Erick Niemi, the 43-year-old man who killed Leonard Lynn, his 72-year-old landlord by savagely beating and strangling him in May 2013, because he felt he was being mistreated, was found guilty of second-degree murder at the end of a four-day trial in Flagler County Circuit Court Thursday .
A jury of 10 women and two men deliberated for three hours before handing down the verdict.
The murder took place at 26 Ryken Lane in Palm Coast. Niemi then stole Lynn’s van, but kept going back to the house even as Lynn’s body was decomposing in one of the house’s bedrooms. The murder was uncovered only three days later when family members, worried about not hearing from Lynn, went to the house and led police to the grisly discovery.

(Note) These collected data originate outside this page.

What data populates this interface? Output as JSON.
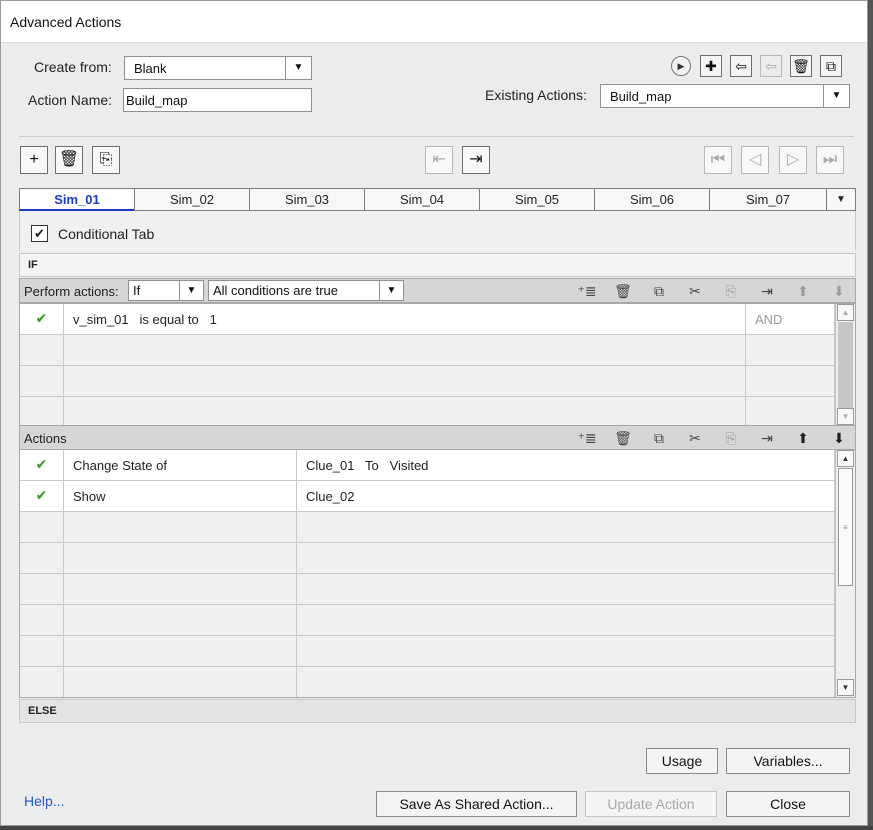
{
  "window": {
    "title": "Advanced Actions"
  },
  "form": {
    "create_from_label": "Create from:",
    "create_from_value": "Blank",
    "action_name_label": "Action Name:",
    "action_name_value": "Build_map",
    "existing_label": "Existing Actions:",
    "existing_value": "Build_map"
  },
  "tabs": [
    "Sim_01",
    "Sim_02",
    "Sim_03",
    "Sim_04",
    "Sim_05",
    "Sim_06",
    "Sim_07"
  ],
  "conditional_tab": {
    "label": "Conditional Tab",
    "checked": true
  },
  "if_label": "IF",
  "perform": {
    "label": "Perform actions:",
    "mode": "If",
    "condition_mode": "All conditions are true"
  },
  "conditions": [
    {
      "var": "v_sim_01",
      "op": "is equal to",
      "value": "1",
      "logic": "AND"
    }
  ],
  "actions_header": "Actions",
  "actions": [
    {
      "action": "Change State of",
      "target": "Clue_01",
      "to_label": "To",
      "state": "Visited"
    },
    {
      "action": "Show",
      "target": "Clue_02"
    }
  ],
  "else_label": "ELSE",
  "buttons": {
    "usage": "Usage",
    "variables": "Variables...",
    "save_shared": "Save As Shared Action...",
    "update": "Update Action",
    "close": "Close",
    "help": "Help..."
  }
}
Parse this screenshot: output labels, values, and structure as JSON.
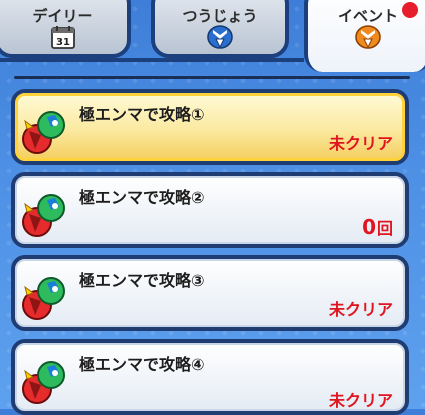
{
  "tabs": [
    {
      "label": "デイリー",
      "icon": "calendar-icon",
      "badge_text": "31",
      "active": false
    },
    {
      "label": "つうじょう",
      "icon": "blue-ribbon-icon",
      "active": false
    },
    {
      "label": "イベント",
      "icon": "orange-ribbon-icon",
      "active": true,
      "has_notification": true
    }
  ],
  "missions": [
    {
      "title": "極エンマで攻略①",
      "status": "未クリア",
      "selected": true,
      "icon": "enma-character-icon"
    },
    {
      "title": "極エンマで攻略②",
      "count_value": "0",
      "count_unit": "回",
      "selected": false,
      "icon": "enma-character-icon"
    },
    {
      "title": "極エンマで攻略③",
      "status": "未クリア",
      "selected": false,
      "icon": "enma-character-icon"
    },
    {
      "title": "極エンマで攻略④",
      "status": "未クリア",
      "selected": false,
      "icon": "enma-character-icon"
    }
  ],
  "colors": {
    "background": "#4a8ae2",
    "border": "#1f3c73",
    "selected_fill": "#f8dc7a",
    "status_red": "#e0151f",
    "notification": "#e61d2b"
  }
}
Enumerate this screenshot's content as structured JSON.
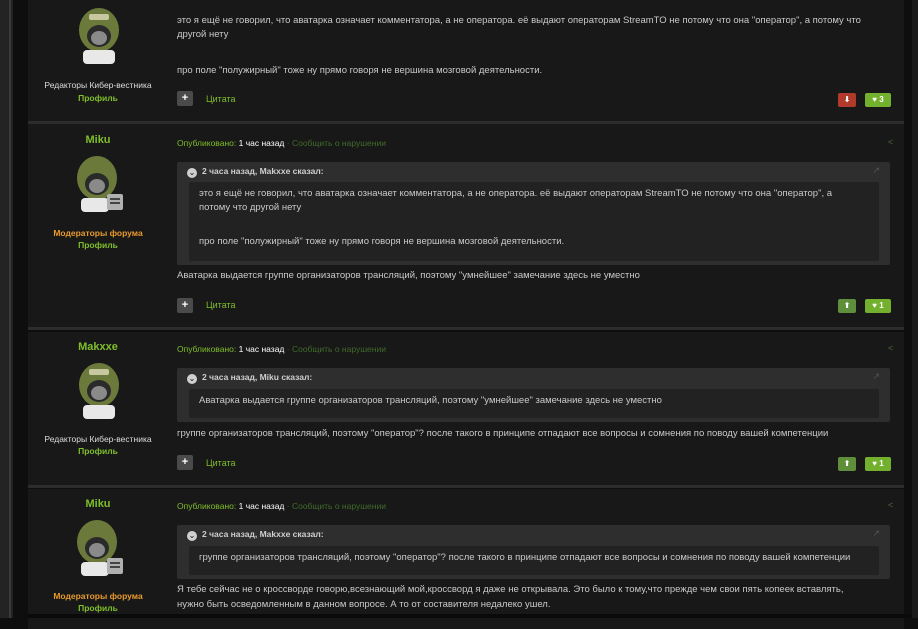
{
  "common": {
    "published_label": "Опубликовано:",
    "published_time": "1 час назад",
    "report_link": "· Сообщить о нарушении",
    "profile_label": "Профиль",
    "cite_label": "Цитата",
    "plus_glyph": "+"
  },
  "posts": [
    {
      "author": "",
      "group": "Редакторы Кибер-вестника",
      "text_lines": [
        "это я ещё не говорил, что аватарка означает комментатора, а не оператора. её выдают операторам StreamTO не потому что она \"оператор\", а потому что",
        "другой нету",
        "про поле \"полужирный\" тоже ну прямо говоря не вершина мозговой деятельности."
      ],
      "downvote": "",
      "reputation": "3"
    },
    {
      "author": "Miku",
      "group": "Модераторы форума",
      "quote_header": "2 часа назад, Makxxe сказал:",
      "quote_lines": [
        "это я ещё не говорил, что аватарка означает комментатора, а не оператора. её выдают операторам StreamTO не потому что она \"оператор\", а",
        "потому что другой нету",
        "про поле \"полужирный\" тоже ну прямо говоря не вершина мозговой деятельности."
      ],
      "text_lines": [
        "Аватарка выдается группе организаторов трансляций, поэтому \"умнейшее\" замечание здесь не уместно"
      ],
      "reputation": "1"
    },
    {
      "author": "Makxxe",
      "group": "Редакторы Кибер-вестника",
      "quote_header": "2 часа назад, Miku сказал:",
      "quote_lines": [
        "Аватарка выдается группе организаторов трансляций, поэтому \"умнейшее\" замечание здесь не уместно"
      ],
      "text_lines": [
        "группе организаторов трансляций, поэтому \"оператор\"? после такого в принципе отпадают все вопросы и сомнения по поводу вашей компетенции"
      ],
      "reputation": "1"
    },
    {
      "author": "Miku",
      "group": "Модераторы форума",
      "quote_header": "2 часа назад, Makxxe сказал:",
      "quote_lines": [
        "группе организаторов трансляций, поэтому \"оператор\"? после такого в принципе отпадают все вопросы и сомнения по поводу вашей компетенции"
      ],
      "text_lines": [
        "Я тебе сейчас не о кроссворде говорю,всезнающий мой,кроссворд я даже не открывала. Это было к тому,что прежде чем свои пять копеек вставлять,",
        "нужно быть осведомленным в данном вопросе. А то от составителя недалеко ушел."
      ]
    }
  ]
}
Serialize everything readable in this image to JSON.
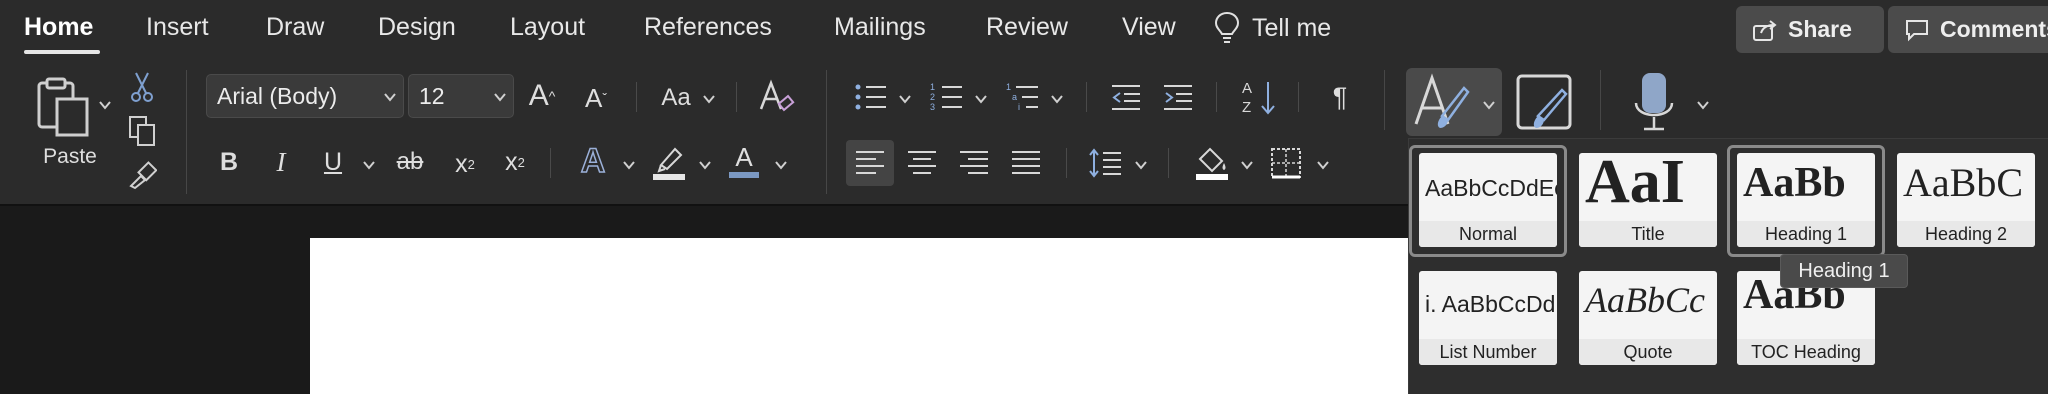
{
  "tabs": [
    {
      "label": "Home",
      "active": true
    },
    {
      "label": "Insert"
    },
    {
      "label": "Draw"
    },
    {
      "label": "Design"
    },
    {
      "label": "Layout"
    },
    {
      "label": "References"
    },
    {
      "label": "Mailings"
    },
    {
      "label": "Review"
    },
    {
      "label": "View"
    }
  ],
  "tell_me": "Tell me",
  "share": {
    "label": "Share",
    "icon": "share-icon"
  },
  "comments": {
    "label": "Comments",
    "icon": "comment-icon"
  },
  "clipboard": {
    "paste_label": "Paste"
  },
  "font": {
    "family": "Arial (Body)",
    "size": "12",
    "grow_label": "A",
    "shrink_label": "A",
    "change_case_label": "Aa",
    "bold": "B",
    "italic": "I",
    "underline": "U",
    "strike": "ab",
    "subscript": "x",
    "subscript_sub": "2",
    "superscript": "x",
    "superscript_sup": "2",
    "text_effects": "A",
    "font_color": "A",
    "highlight_color": "#e6e6e6",
    "font_color_bar": "#7b98c2"
  },
  "paragraph": {
    "pilcrow": "¶",
    "sort_a": "A",
    "sort_z": "Z"
  },
  "styles": {
    "gallery": [
      {
        "sample": "AaBbCcDdEe",
        "name": "Normal"
      },
      {
        "sample": "AaI",
        "name": "Title"
      },
      {
        "sample": "AaBb",
        "name": "Heading 1"
      },
      {
        "sample": "AaBbC",
        "name": "Heading 2"
      },
      {
        "sample": "i.  AaBbCcDd",
        "name": "List Number"
      },
      {
        "sample": "AaBbCc",
        "name": "Quote"
      },
      {
        "sample": "AaBb",
        "name": "TOC Heading"
      }
    ],
    "tooltip": "Heading 1"
  }
}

Sentencing is scheduled for Dec. 8, with a pre-sentencing investigation requested by his attorney, John Valerino, which could mitigate the length of the sentence. But Niemi faces a minimum of 22 years in prison, and a maximum of life in prison. Valerino had offered a plea agreement to the prosecution before trial: Niemi would have pleaded to the second degree murder he was found guilty of. But the prosecution rejected the offer. He was charged with first-degree murder.
At trial, Valerino, who never disputed Niemi’s role in the killing, sought to convince the jury that Niemi never intended to murder Lynn. Niemi, when he took the stand, projected the same contrite story. Valerino said he should not be convicted of more than manslaughter.
“Lynn came at him and swung at him,” Valenrino said in his closing argument, describing the fatal fight between the two men. “And what does Mr. Niemi say? He said I snapped. That’s not premeditation.” Afterward, Niemi told police he hadn’t meant to do it, and that he initially went to his room and cried. Several times Valerino portrayed Niemi as unintelligent, seeking to equate his lack of intelligence with his lack of malice.
Assistant State Attorney Jacquelyn Roys directed the jury away from sympathy for Niemi, repeatedly casting doubt on Niemi’s intelligence having anything to do with his inability to willfully murder a man.
“I’m not saying he’s a scholar or anything,” Roys said, “but let’s talk about what Mr. Niemi can do when it’s convenient to him,” including sit on the stand and answer every question, get a job, repair cars, steal a car, get a birth certificate and display other indications of a functional, independent adult. “So he’s not a good speller but he can fix cars. He can do what he wants when he wants,” Roys said, also dismissing Valerino’s attempt to elicit sympathy from the handwritten apology letter Niemi had written. “Isn’t his statement that he’s sorry or his apology letter pretty self-serving?” Roys asked.
But it was also clear from Roys’s closing argument that, just as Valerino had a weak case for manslaughter, the state had a weak case for premeditated, first-degree murder. Both attorneys’ arguments strained at the extremes. For a manslaughter conviction the jury would have had to accept that the killing was more incidental than willed. But there was nothing incidental about Niemi’s actions. Nor had he killed Lynn with any kind of thought-out malice, even if the murder itself was brutal.
The jury split the difference and went for second-degree murder.
For most of both attorneys’ closing arguments, Niemi, in a gray suit, sat with his head down, his hands in his lap, immobile.
Family members after the trial said they were “OK” with the verdict, but disappointed about the time it will take before sentencing. “More wait than you would want,” one family member said. The sentencing will have to wait for the pre-sentencing investigation.
“He was a great man, taught us a lot of things about life and how to treat people,” Lynn’s son said afterward.
“He helped a lot in this community, he helped a lot of people in his church, he’d go on weekends and help in garage sales, and car washes. He was a very active man in his community and helped a lot of people,” Lisa Lynn said. Leonard was a familiar face at Bunnell’s First United Methodit Church, where he went on Wednesday evenings for the dinners offered there, and where he introduced Niemi.
Jill Alcanter, Leonard Lynn’s daughter, noted how her father liked to look out for people in need, for “the oppressed.” Alcanter termed the tendency “ironic,” since that’s how his life ended: by helping someone.
Charles Gardner says
Had dinner several times with Mr Lynn, he was a good man. Had dinner a few times with Erick Niemi, never really got to know him, he was not easy to get close too. Sad for all.
Seminole Pride says
The closing of the mental institutions and changing of policies and the release or turn away of mental patients who could not afford treatment and or function in society was a major failure in our country, and now we are paying for it.. So sad.
Westcoast says
Erick qualified for full social security disability at the age of seven…his parents chose to not label him as handicapped beyond schooling. Erick was a workaholic as an adult but could have used counseling for being bullied by most people that crossed his path. His lazy eye, extreme bitten fingernails, very bad teeth, and pushover personality were constant triggers.
I agree with your comment” I believe that Erick is actually autistic – no one cares” as I was told …everyone in prison has issues. Most also have a long rap sheet Erick has None.
Seminole Pride says
So now he’s going to prison with all these “issues”, and we expect a prison guard to treat him for his mental disorders.